On February 26, 2007 the ICJ rendered a judgment in re Bosnia and Herzegovina v. Serbia and Montenegro [PDF], deciding on the claim of Serbia’s violation of the Convention on the prevention and Punishment of Genocide. After 14 years of procedure, the ICJ found that the government authorities of Serbia did not (in official capacity) perform activities which constitute genocide in Bosnia and Herzegovina. Therefore, the Court found that according to international law, Serbia was not liable for genocide in Srebrenica in July of 1995, nor did it act in conspiracy with the intention of committing genocide.
The ICJ did determine Serbia’s violations of the Convention on Genocide in its failure to fulfill its international obligation to prevent genocide. Therefore this judgment referred to the failure to perform a duty which was undertaken by signing the aforementioned Convention.
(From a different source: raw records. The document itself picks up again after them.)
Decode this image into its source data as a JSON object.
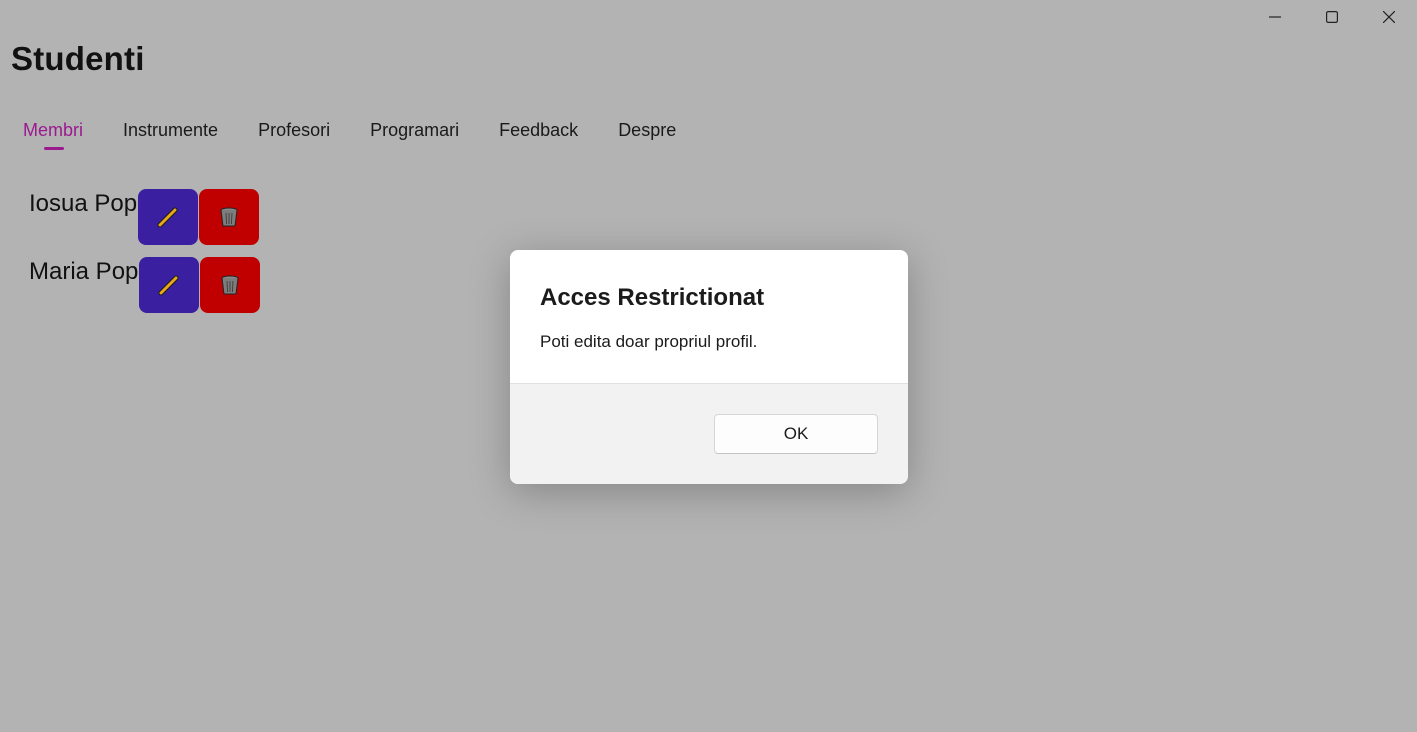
{
  "app": {
    "title": "Studenti"
  },
  "window_controls": {
    "minimize_icon": "minimize-icon",
    "maximize_icon": "maximize-icon",
    "close_icon": "close-icon"
  },
  "tabs": [
    {
      "label": "Membri",
      "active": true
    },
    {
      "label": "Instrumente",
      "active": false
    },
    {
      "label": "Profesori",
      "active": false
    },
    {
      "label": "Programari",
      "active": false
    },
    {
      "label": "Feedback",
      "active": false
    },
    {
      "label": "Despre",
      "active": false
    }
  ],
  "members": [
    {
      "name": "Iosua Pop",
      "edit_icon": "pencil-icon",
      "delete_icon": "trash-icon"
    },
    {
      "name": "Maria Pop",
      "edit_icon": "pencil-icon",
      "delete_icon": "trash-icon"
    }
  ],
  "dialog": {
    "title": "Acces Restrictionat",
    "message": "Poti edita doar propriul profil.",
    "ok_label": "OK"
  },
  "colors": {
    "accent": "#9b1a8f",
    "edit_button": "#3a1fa0",
    "delete_button": "#c00000",
    "overlay_background": "#b3b3b3"
  }
}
According to international law, Serbia was under strict obligation to perform actions and measures in order to prevent genocide, and it could not derogate from this obligation.
In the political discourse through the year following this judgment, the possibility of the revision of this lawsuit has been brought up by Bosniac parties. However no specific steps were taken, mostly due to the lack of strong political will. On the other hand, the international community (most notably the US and the EU) did not get involved in this issue in order to prevent inflammatory nationalistic backlash. The Serbian member of the Presidency, Mladen Ivanić has recently stated that even if Bosnia and Herzegovina was able to fulfill the onerous requirements to re-open the case before the ICJ based on new evidence, the decision to do so would have to come from the Presidency, for which he would not give his consent. Therefore, the Court would not even be approached for this matter.
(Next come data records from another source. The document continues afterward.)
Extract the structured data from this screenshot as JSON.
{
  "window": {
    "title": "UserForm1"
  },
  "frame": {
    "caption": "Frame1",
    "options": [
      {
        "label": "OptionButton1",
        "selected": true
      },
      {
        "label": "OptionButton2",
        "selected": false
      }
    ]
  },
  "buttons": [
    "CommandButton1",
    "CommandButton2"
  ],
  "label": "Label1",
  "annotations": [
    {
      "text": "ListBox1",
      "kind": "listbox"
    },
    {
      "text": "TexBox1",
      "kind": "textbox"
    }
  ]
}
In light of the information on the new evidence in this case, it would be interesting to see the new conclusions drawn by the ICJ and the potential consequences of a new outcome different from the one in 2007. However, it is most likely that this will be another missed opportunity by Bosnia and Herzegovina to obtain justice at the international level due to the lack of political consensus and efficiency of the competent authorities. The statute of limitation for a new claim lapses February 26, 2017.
Fahira Brodlija is a current LLM student at the University of Pittsburgh School of Law and graduated from the Sarajevo Faculty of Law in June 2016. Her main fields of interest are international arbitration and commercial law which she developed through the International Vis Moot competition in Vienna where she was involved both as a participant and coach. She is also involved in the NGO sector as a member of the Association Arbitri.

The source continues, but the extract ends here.